Numbers don’t lie and other myths

Letter to the Editor

John CrockerPaulton, Bristol, U.K.

To the editor:

While I agree with your statement in the February issue of OR/MS Today (Inside Story: “Numbers don’t lie,” page 4) regarding the use that O.R. people make of statistics, I have noticed an increasing number of articles (from other sources) where your three opening statements could very well apply.

One of the most popular races held in the United Kingdom every year is the Grand National. Typically there is a field of 40 starters and they are required to do two circuits of the Aintree (near Liverpool) course comprising of a number of very high or wide fences. To give you an idea of the severity of the course, only 17 of 40 starters made it to the finish line this year.

My colleague found an article in which the author claimed to be able to predict the winner. Nothing new about that, but this one was allegedly written by a mathematician. His analysis of the past 176 races brought him to the conclusion that the winning horse would have a name comprising one word and it would be either eight or 10 letters long starting with one of four letters. He cited four criteria and he gave marks (1-4) for each. The horse with the highest score (13/16) would, he claimed, be this year’s winner. It came in 13th. The one he placed second failed to complete the course after falling at the 12th fence. His third-place pick did, somewhat remarkably, come in third. However, five out of the first six horses all had names comprising two words, not one.
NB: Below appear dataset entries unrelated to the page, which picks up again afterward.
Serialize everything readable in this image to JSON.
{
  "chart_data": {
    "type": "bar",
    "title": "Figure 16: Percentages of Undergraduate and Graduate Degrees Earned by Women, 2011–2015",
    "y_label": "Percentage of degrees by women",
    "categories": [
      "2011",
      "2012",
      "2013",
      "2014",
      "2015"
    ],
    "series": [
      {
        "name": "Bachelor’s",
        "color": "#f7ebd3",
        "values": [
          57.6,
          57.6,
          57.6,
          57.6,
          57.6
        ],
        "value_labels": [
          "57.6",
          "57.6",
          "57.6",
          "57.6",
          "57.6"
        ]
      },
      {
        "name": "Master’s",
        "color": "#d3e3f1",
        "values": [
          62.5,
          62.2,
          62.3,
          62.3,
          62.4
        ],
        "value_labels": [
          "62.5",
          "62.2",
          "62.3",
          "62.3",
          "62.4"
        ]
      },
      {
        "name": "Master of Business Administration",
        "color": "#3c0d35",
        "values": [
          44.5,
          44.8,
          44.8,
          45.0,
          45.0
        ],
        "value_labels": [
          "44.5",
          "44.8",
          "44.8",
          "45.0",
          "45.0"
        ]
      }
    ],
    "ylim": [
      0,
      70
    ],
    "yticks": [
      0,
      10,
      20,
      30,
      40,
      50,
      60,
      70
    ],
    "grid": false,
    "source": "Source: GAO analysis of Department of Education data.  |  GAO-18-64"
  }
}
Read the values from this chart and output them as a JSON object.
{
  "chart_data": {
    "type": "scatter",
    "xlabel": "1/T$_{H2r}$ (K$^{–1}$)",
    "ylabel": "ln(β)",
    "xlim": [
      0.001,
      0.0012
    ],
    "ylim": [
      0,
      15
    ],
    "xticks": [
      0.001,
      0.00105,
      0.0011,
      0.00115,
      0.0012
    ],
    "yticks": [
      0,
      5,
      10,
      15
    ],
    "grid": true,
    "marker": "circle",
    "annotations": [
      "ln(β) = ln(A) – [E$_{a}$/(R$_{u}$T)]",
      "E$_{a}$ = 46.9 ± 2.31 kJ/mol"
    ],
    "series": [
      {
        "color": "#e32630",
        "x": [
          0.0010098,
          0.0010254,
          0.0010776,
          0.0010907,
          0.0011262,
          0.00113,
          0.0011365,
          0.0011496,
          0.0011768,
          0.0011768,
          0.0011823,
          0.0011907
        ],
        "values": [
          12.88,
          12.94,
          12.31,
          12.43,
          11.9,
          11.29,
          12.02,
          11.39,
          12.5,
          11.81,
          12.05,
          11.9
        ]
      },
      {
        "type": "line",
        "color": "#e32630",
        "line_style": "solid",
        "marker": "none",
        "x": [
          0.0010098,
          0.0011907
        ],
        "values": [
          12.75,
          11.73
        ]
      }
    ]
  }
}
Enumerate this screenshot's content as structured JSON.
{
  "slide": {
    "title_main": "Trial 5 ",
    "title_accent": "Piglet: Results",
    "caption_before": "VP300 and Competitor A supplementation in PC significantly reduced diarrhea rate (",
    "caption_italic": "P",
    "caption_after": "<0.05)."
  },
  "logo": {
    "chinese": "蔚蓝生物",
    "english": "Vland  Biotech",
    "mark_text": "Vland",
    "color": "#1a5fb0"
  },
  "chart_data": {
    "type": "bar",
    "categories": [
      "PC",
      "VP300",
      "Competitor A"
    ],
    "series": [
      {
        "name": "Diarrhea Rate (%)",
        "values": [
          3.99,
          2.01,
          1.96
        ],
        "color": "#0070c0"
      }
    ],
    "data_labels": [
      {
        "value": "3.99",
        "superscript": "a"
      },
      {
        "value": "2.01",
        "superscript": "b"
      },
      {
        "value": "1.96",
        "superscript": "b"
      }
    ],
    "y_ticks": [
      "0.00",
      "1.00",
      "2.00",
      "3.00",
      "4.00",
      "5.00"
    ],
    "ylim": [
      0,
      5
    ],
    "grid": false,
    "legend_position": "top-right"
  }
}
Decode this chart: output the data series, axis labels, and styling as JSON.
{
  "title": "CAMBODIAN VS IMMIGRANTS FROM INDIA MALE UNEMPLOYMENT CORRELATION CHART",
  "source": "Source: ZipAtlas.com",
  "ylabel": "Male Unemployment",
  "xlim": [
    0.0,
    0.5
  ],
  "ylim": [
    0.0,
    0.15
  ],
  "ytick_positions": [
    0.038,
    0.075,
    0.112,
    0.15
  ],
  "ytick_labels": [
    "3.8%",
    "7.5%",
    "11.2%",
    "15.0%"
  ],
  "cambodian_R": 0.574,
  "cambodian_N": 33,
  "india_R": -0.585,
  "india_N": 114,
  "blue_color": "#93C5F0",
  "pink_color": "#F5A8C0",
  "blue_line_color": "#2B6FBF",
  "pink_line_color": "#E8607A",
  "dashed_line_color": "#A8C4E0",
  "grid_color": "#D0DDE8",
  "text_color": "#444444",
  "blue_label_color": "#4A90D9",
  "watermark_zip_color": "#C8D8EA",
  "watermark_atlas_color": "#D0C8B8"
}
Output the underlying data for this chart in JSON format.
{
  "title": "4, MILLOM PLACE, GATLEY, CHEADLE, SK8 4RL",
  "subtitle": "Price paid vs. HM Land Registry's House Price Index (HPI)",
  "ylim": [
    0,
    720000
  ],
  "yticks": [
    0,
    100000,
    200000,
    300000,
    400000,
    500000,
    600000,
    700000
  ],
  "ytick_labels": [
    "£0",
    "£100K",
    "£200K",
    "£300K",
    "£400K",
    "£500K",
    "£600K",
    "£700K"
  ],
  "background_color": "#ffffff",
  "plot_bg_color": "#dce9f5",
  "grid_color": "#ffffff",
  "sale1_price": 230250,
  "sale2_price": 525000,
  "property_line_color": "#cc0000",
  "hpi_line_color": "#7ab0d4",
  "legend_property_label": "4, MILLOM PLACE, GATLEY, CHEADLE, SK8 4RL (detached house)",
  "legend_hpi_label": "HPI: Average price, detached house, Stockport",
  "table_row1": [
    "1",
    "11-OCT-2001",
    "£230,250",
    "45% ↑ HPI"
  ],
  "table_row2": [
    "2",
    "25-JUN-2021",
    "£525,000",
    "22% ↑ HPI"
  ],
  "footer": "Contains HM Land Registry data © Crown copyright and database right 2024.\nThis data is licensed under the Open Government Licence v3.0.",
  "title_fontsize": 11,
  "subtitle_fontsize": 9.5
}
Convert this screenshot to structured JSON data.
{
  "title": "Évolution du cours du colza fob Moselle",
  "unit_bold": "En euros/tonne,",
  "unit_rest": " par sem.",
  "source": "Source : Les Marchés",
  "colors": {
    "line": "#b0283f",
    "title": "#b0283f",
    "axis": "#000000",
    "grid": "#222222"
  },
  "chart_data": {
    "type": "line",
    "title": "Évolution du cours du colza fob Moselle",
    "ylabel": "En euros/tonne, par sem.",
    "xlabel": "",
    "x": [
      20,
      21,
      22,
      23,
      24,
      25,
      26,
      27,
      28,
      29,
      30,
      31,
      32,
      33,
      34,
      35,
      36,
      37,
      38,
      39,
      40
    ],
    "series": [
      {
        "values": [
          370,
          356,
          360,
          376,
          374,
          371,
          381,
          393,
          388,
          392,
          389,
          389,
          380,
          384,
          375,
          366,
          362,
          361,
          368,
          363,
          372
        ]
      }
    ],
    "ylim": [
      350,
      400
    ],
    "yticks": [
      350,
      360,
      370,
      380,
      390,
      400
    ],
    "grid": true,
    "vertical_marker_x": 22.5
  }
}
I strongly suspect that if the author had not claimed to be a mathematician no one would have even considered taking it seriously.

Another article claims that people who suffer from hair loss are likely to also suffer from migraines. Apparently this conclusion was reached by reviewing published research. I am willing to concede that the probability of suffering from migraine given you also suffer from hair-loss is marginally higher than if you don’t, or even that the probability of suffering from hair-loss given you also suffer from migraine is also marginally higher, but this is long way from claiming that one is the cause of the other. There must be millions of bald Americans (and not just the eagles) who have never had a migraine headache. Equally, one can imagine of the all the people who suffer from migraines, the vast majority have not lost their hair.

If you look hard enough for a correlation, there is a very good chance you will find one, but just because data from two variables show a correlation does not mean that there is a causal relationship. Humans are extremely loath to accept that a coincidence is anything more than a random chance. Complementary medicine and most religions depend on us believing that coincidences cannot be random, unconnected events. If I trip over, I will probably think nothing of it. But if I trip over and it happens to be Friday the 13th, or that I have just walked under a ladder or that I have just seen a lone magpie or any of a million such superstitions then I am likely to link these two events and hence further substantiate the superstition. If I am particularly superstitious, then after tripping over, I am likely to go back through my memory to try to relate it to one of the above events (even though it may have happened several days ago). There is no time limit with the possible exception of Friday the 13th.

There is an extremely good reason for insisting that drug trials are done double-blind. It is all too easy to ignore such concerns when trawling the Internet or using an analytics tool. I would not be at all surprised if by entering the right keywords one could find a correlation between migraine and Republican voters and, surprise, surprise, by changing the keywords, a similar correlation between migraine and Democrat voters.

Dr. John Crocker is a Fellow of the OR Society (United Kingdom) and editor of Inside OR.